From the time I entered the educational arena, in both public school and in congregational life, I’ve been guided by strong, purposeful women.  I was raised by a loving stay-at-home mother who had high expectations of her daughters and the energy to help us achieve our goals.  She still does.  

This is why Rabbi Balin’s d’var on Parashat B’midbar resonates so deeply with me. As she discusses, the portion starts out talking about B’nei Yisrael — all of Israel — but then defines that to mean only the men (Num. 1:1-46). I have been quite active in the Jewish community all my life. The idea that women did not count in the census is enraging but not surprising. As powerful as our Torah is in stating the fundamentals of social justice, when it comes to women, the text is painful to read. But read it we must! Granted, this particular text is about military conscription and women would not have been required to take up arms in that era. Still, though, the Bible does mention women who served military functions (Deborah, Yael), so it is possible that women of Moses’ time may have wanted to participate.

Rabbi Balin talks about studies that took place in the 1970s and in 2016, in which children revealed biases against the possibility of women becoming scientists, engineers, and mathematicians. Even though women served in those roles, the perception was that they did not enter into STEM professions.

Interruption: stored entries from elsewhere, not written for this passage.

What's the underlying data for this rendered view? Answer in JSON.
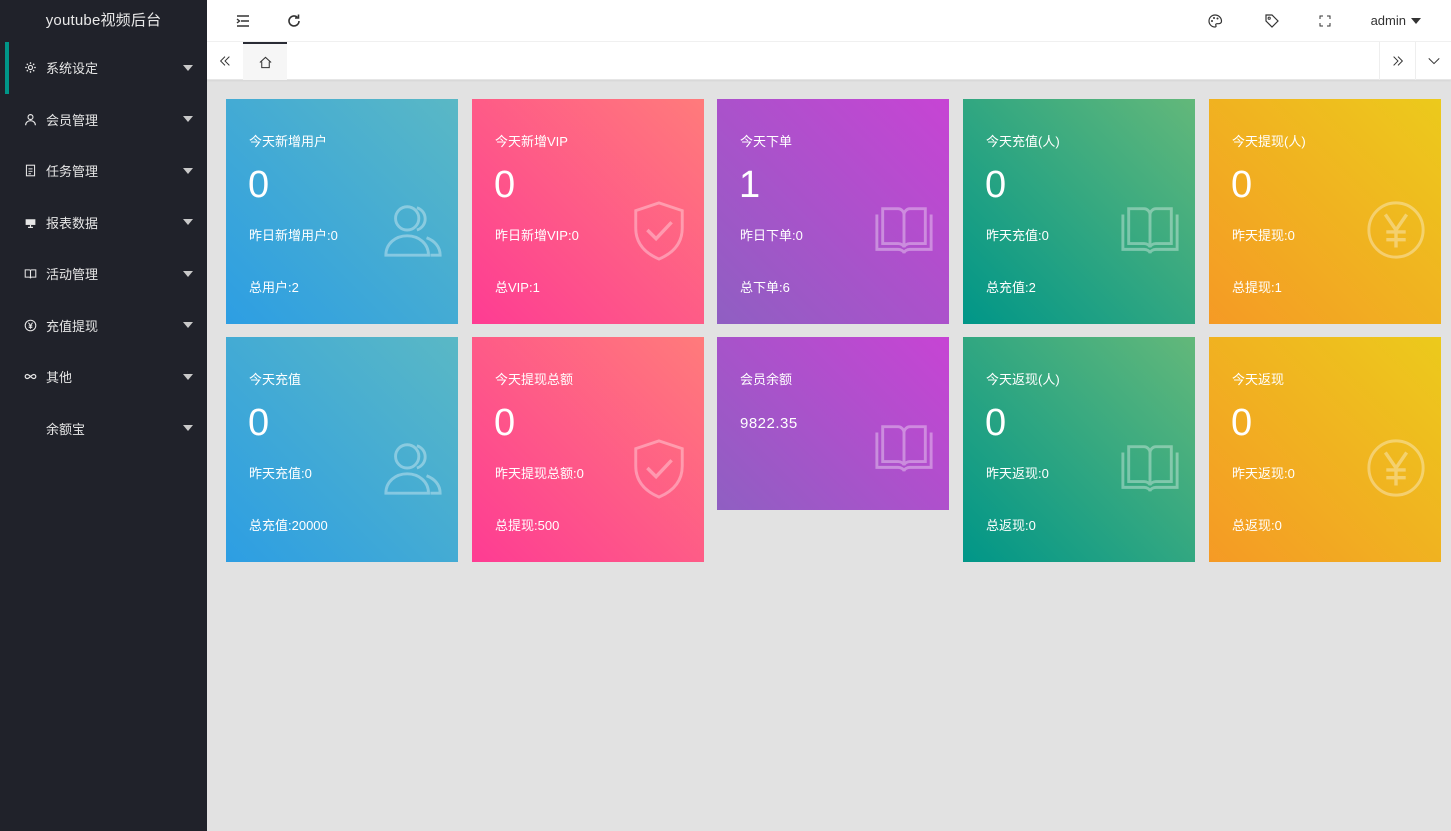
{
  "app": {
    "title": "youtube视频后台"
  },
  "sidebar": {
    "items": [
      {
        "label": "系统设定",
        "icon": "gear-icon"
      },
      {
        "label": "会员管理",
        "icon": "user-icon"
      },
      {
        "label": "任务管理",
        "icon": "file-icon"
      },
      {
        "label": "报表数据",
        "icon": "chart-icon"
      },
      {
        "label": "活动管理",
        "icon": "book-icon"
      },
      {
        "label": "充值提现",
        "icon": "yen-icon"
      },
      {
        "label": "其他",
        "icon": "link-icon"
      },
      {
        "label": "余额宝",
        "icon": ""
      }
    ]
  },
  "header": {
    "user": "admin"
  },
  "colors": {
    "sidebar_bg": "#20222a",
    "accent": "#009688",
    "content_bg": "#e2e2e2"
  },
  "cards": [
    {
      "title": "今天新增用户",
      "value": "0",
      "sub": "昨日新增用户:0",
      "total": "总用户:2",
      "icon": "users-icon",
      "color": "blue"
    },
    {
      "title": "今天新增VIP",
      "value": "0",
      "sub": "昨日新增VIP:0",
      "total": "总VIP:1",
      "icon": "shield-check-icon",
      "color": "pink"
    },
    {
      "title": "今天下单",
      "value": "1",
      "sub": "昨日下单:0",
      "total": "总下单:6",
      "icon": "book-icon",
      "color": "purple"
    },
    {
      "title": "今天充值(人)",
      "value": "0",
      "sub": "昨天充值:0",
      "total": "总充值:2",
      "icon": "book-icon",
      "color": "green"
    },
    {
      "title": "今天提现(人)",
      "value": "0",
      "sub": "昨天提现:0",
      "total": "总提现:1",
      "icon": "yen-circle-icon",
      "color": "yellow"
    },
    {
      "title": "今天充值",
      "value": "0",
      "sub": "昨天充值:0",
      "total": "总充值:20000",
      "icon": "users-icon",
      "color": "blue"
    },
    {
      "title": "今天提现总额",
      "value": "0",
      "sub": "昨天提现总额:0",
      "total": "总提现:500",
      "icon": "shield-check-icon",
      "color": "pink"
    },
    {
      "title": "会员余额",
      "amount": "9822.35",
      "icon": "book-icon",
      "color": "purple"
    },
    {
      "title": "今天返现(人)",
      "value": "0",
      "sub": "昨天返现:0",
      "total": "总返现:0",
      "icon": "book-icon",
      "color": "green"
    },
    {
      "title": "今天返现",
      "value": "0",
      "sub": "昨天返现:0",
      "total": "总返现:0",
      "icon": "yen-circle-icon",
      "color": "yellow"
    }
  ]
}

These studies remind me of my sister Robin, two years my senior. With the guidance and support of our father, an engineer, and some devoted public school science teachers, all men I believe, my sister Robin Saitz is today one of STEM’s 100 Women in Science. She became a successful engineer and is a successful chief marketing officer in high-tech manufacturing.  She is talented and generous and smart! Without that early support, that sense of being counted, her road to achievement would have been considerably more difficult.  And just think about all the women who count on her for inspiration and leadership!

When Robin and I were very young, our mother took us to meet her childhood rabbi in South Bend, Indiana. The old rabbi, nearly blind, put his hands on my sister’s head and said, “Always remember, there is only one of you.” Then, he repeated the same action for me, reminding me that I am the only one who can contribute in my own way.  A towering figure blessing us — a rabbi  who could barely see. He let us know: You girls count.

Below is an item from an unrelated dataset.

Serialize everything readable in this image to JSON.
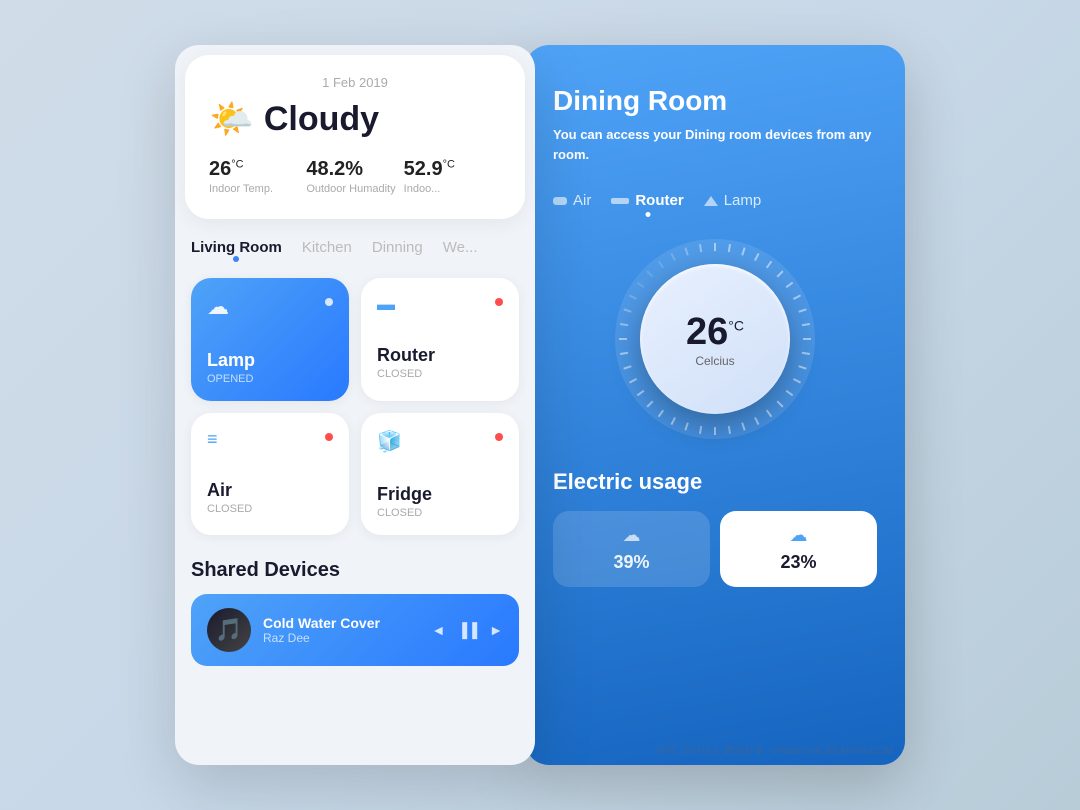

By ‘92 I had already released one album of original Jewish music and had a bunch of new material for a second recording.  That was when I was introduced to Debbie Friedman (z”l), the pioneer of Jewish music — with arrows in her back to prove it.  By the time we met, she was at the height of her career, writing the music that would define the genre.  To be heard and invited to share her stage--to walk beside her on a road that she worked tirelessly to make smooth — it opened the world to me.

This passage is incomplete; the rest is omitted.